# Making myself an avatar



## Sonic0509 (Aug 27, 2011)

So...
I made many avatars before but I'm tired of having Sonic The Hedgehog avatars all the time. I also don't like any avatar-maker-made avatars. 
The one I'm using now is made from Ace Attorney sprites, as you can see, to look like me but it didn't come out as good as I wanted.  
	

	
	
		
		

		
			





I have some basic PS skills but I'm now blank on ideas, don't even know how to start. 

So could anyone suggest me any idea, anything that could be on my avatar?  I want it to be something that I'll use for like a year, not something completely random.

Thanks!


----------



## Snailface (Aug 27, 2011)

Use this. Its called "Basketball Jesus". You'll be famous if you use this avatar. Not kidding!
http://gbatemp.net/t305869-jesus-slam-dunk...tball?&st=0




I almost used it myself, but I have to stay loyal to the snail theme.


----------



## Sonic0509 (Aug 27, 2011)

Really lol'd at this one but... No, thanks xD


----------



## AlanJohn (Aug 27, 2011)

Find a hot pic of haruhi thats sfw and you'll become a respected 'temper in no time.


----------



## Gahars (Aug 27, 2011)

Take a character from a show you like/a meme, maybe a pic of them making a humorous expression and you're set. If you want to spice it up, add some text.

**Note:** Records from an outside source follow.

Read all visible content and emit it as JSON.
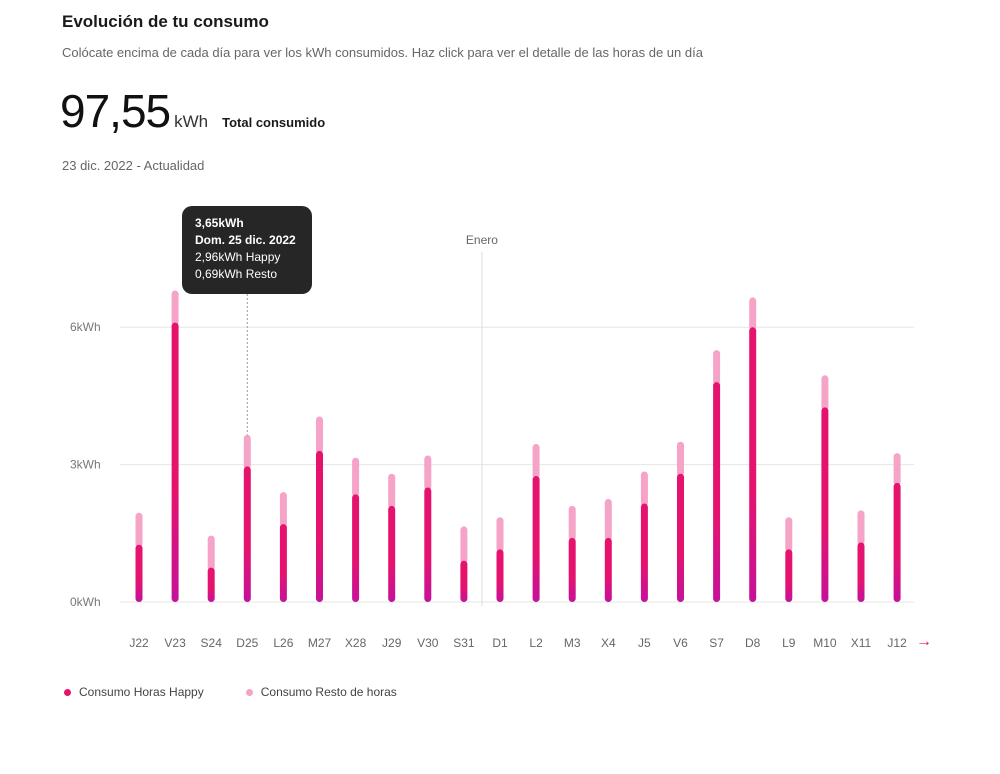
{
  "header": {
    "title": "Evolución de tu consumo",
    "subtitle": "Colócate encima de cada día para ver los kWh consumidos. Haz click para ver el detalle de las horas de un día",
    "total_value": "97,55",
    "total_unit": "kWh",
    "total_label": "Total consumido",
    "period": "23 dic. 2022 - Actualidad"
  },
  "tooltip": {
    "total": "3,65kWh",
    "date": "Dom. 25 dic. 2022",
    "happy": "2,96kWh Happy",
    "rest": "0,69kWh Resto"
  },
  "legend": {
    "happy": "Consumo Horas Happy",
    "rest": "Consumo Resto de horas"
  },
  "nav": {
    "next_arrow": "→"
  },
  "colors": {
    "happy": "#e6136e",
    "happy_base": "#c4129a",
    "rest": "#f5a3c7",
    "accent": "#e6136e"
  },
  "chart_data": {
    "type": "bar",
    "stacked": true,
    "categories": [
      "J22",
      "V23",
      "S24",
      "D25",
      "L26",
      "M27",
      "X28",
      "J29",
      "V30",
      "S31",
      "D1",
      "L2",
      "M3",
      "X4",
      "J5",
      "V6",
      "S7",
      "D8",
      "L9",
      "M10",
      "X11",
      "J12"
    ],
    "series": [
      {
        "name": "Consumo Horas Happy",
        "values": [
          1.25,
          6.1,
          0.75,
          2.96,
          1.7,
          3.3,
          2.35,
          2.1,
          2.5,
          0.9,
          1.15,
          2.75,
          1.4,
          1.4,
          2.15,
          2.8,
          4.8,
          6.0,
          1.15,
          4.25,
          1.3,
          2.6
        ]
      },
      {
        "name": "Consumo Resto de horas",
        "values": [
          0.7,
          0.7,
          0.7,
          0.69,
          0.7,
          0.75,
          0.8,
          0.7,
          0.7,
          0.75,
          0.7,
          0.7,
          0.7,
          0.85,
          0.7,
          0.7,
          0.7,
          0.65,
          0.7,
          0.7,
          0.7,
          0.65
        ]
      }
    ],
    "y_ticks": [
      0,
      3,
      6
    ],
    "y_tick_labels": [
      "0kWh",
      "3kWh",
      "6kWh"
    ],
    "ylim": [
      0,
      6.8
    ],
    "annotations": [
      {
        "label": "Enero",
        "between": [
          "S31",
          "D1"
        ]
      }
    ],
    "highlighted": "D25",
    "grid": true,
    "legend_position": "bottom-left"
  }
}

Bam! You'll be done in no time.


----------



## Sonic0509 (Aug 28, 2011)

Gahars said:
			
		

> Take a character from a show you like/a meme



I want something more original.


----------



## Gahars (Aug 28, 2011)

Sonic0509 said:
			
		

> Gahars said:
> 
> 
> 
> ...



You know, in some cases, there is nothing wrong in not being original and just making an avatar you can enjoy.

If you really have to go down the "original" path, though, good luck. Might I suggest a picture of J. Edgar Hoover smoking a pipe, with make-up photoshopped onto his face. I don't think anyone else has done that before.


----------